In the bowels of the southern stand at Sabina Park, a bunch of kids are idling away near a rusty statue of a batsman, frozen in his imperious follow through after an on-drive . Time and neglect have eroded its legs to the extent that it could tumble any time, like a batman losing his balance. For all it’s worth now, it’s a piece of scrap, unattended, and possibly unwanted, reports The Indian Express.
The crumbling statue is of George Headley, arguably the greatest Jamaican batsman and the first Caribbean batsman who entered the collective consciousness of the cricketing fraternity. Or, to reproduce their former prime minister Michael Manley’s words, “black excellence personified in a white world and a white sport”. Certainly, there’s a stand named after him in token gratitude (apparently a section of the board wanted to rename it as ‘Chris Gayle Stand’) and a primary school in the neighbourhood.
But his name hardly strikes a chord with fans around here. Time is a factor, of course. Headley played his last first-class game in 1954. There is hardly any footage of his batting from that pre-television era. And Jamaica barely had cricket chroniclers back then to pen his greatness in pages for posterity. There are a few biographies, but Jamaicans aren’t as much into reading books as they’re into reggae and liming.
The statue once stood regally at the entrance of the stand named after him, but during the pre-2007 World Cup facelift, it was dismantled and never reinstated. Imagine a languishing statue of Don Bradman anywhere in Sydney or Adelaide.
It’s symbolic of his lost legacy. Early this year, there was a national poll to pick the 10 national heroes from a list of 50. Among them was Headley’s too, but he ended up 35th. Chris Gayle came 10th, while the likes of Usain Bolt and Bob Marley ended up in the top-five.
It surprised political analyst Lance Neita, a regular cricket watcher. “He was a national hero. In his time Headley was already a treasured national icon, the people’s hero, and one about whom songs and sonnets were written and published in the newspapers and sold as pamphlets on street corners and at public functions,” he says.
Headley’s peak was interrupted by the World War 2 — he played only 22 Tests, but his numbers still are glittering: 2190 runs at 60.83 including 10 hundreds. His impact, though, went beyond the boundary. “It’s often a neglected chapter of his career. Jamaica at that time was going through a bitter struggle against slavery. The name of the ground itself is named after a slave who killed her daughter because she didn’t want her to endure what he had. It was as that time where Jamaica was looking for a hero, Headley began conquering the cricket world.
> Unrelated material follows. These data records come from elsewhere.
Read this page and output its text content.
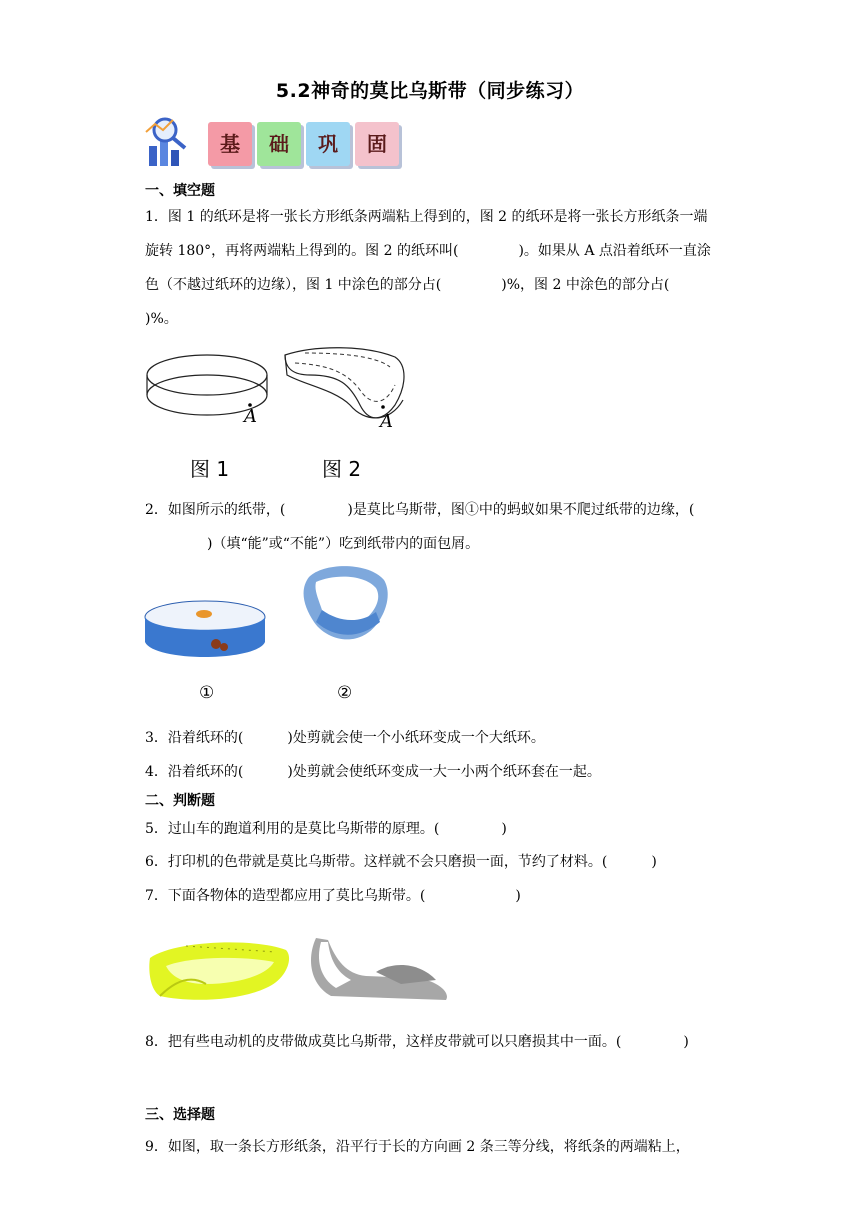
5.2神奇的莫比乌斯带（同步练习）
基	础	巩	固
一、填空题
1．图 1 的纸环是将一张长方形纸条两端粘上得到的，图 2 的纸环是将一张长方形纸条一端旋转 180°，再将两端粘上得到的。图 2 的纸环叫(	)。如果从 A 点沿着纸环一直涂色（不越过纸环的边缘），图 1 中涂色的部分占(	)%，图 2 中涂色的部分占()%。
A	A
图 1	图 2
2．如图所示的纸带，(	)是莫比乌斯带，图①中的蚂蚁如果不爬过纸带的边缘，()（填“能”或“不能”）吃到纸带内的面包屑。
①	②
3．沿着纸环的(	)处剪就会使一个小纸环变成一个大纸环。
4．沿着纸环的(	)处剪就会使纸环变成一大一小两个纸环套在一起。
二、判断题
5．过山车的跑道利用的是莫比乌斯带的原理。(	)
6．打印机的色带就是莫比乌斯带。这样就不会只磨损一面，节约了材料。(	)
7．下面各物体的造型都应用了莫比乌斯带。(	)
8．把有些电动机的皮带做成莫比乌斯带，这样皮带就可以只磨损其中一面。(	)
三、选择题
9．如图，取一条长方形纸条，沿平行于长的方向画 2 条三等分线，将纸条的两端粘上，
This enlightened them, gave the freedom struggle the impetus.” he says.
A decade before Frank Worrell became the first black captain of the West Indies, there was a growing demand for Headley to be appointed the skipper, but it didn’t happen because of the staunch opposition of the white members of the team.
Neita reckons that if Headley had the ambition, he would have become a minister. “But he was sort of reclusive. Only cricket mattered to him. And then his family shifted to England and people began to forget him.”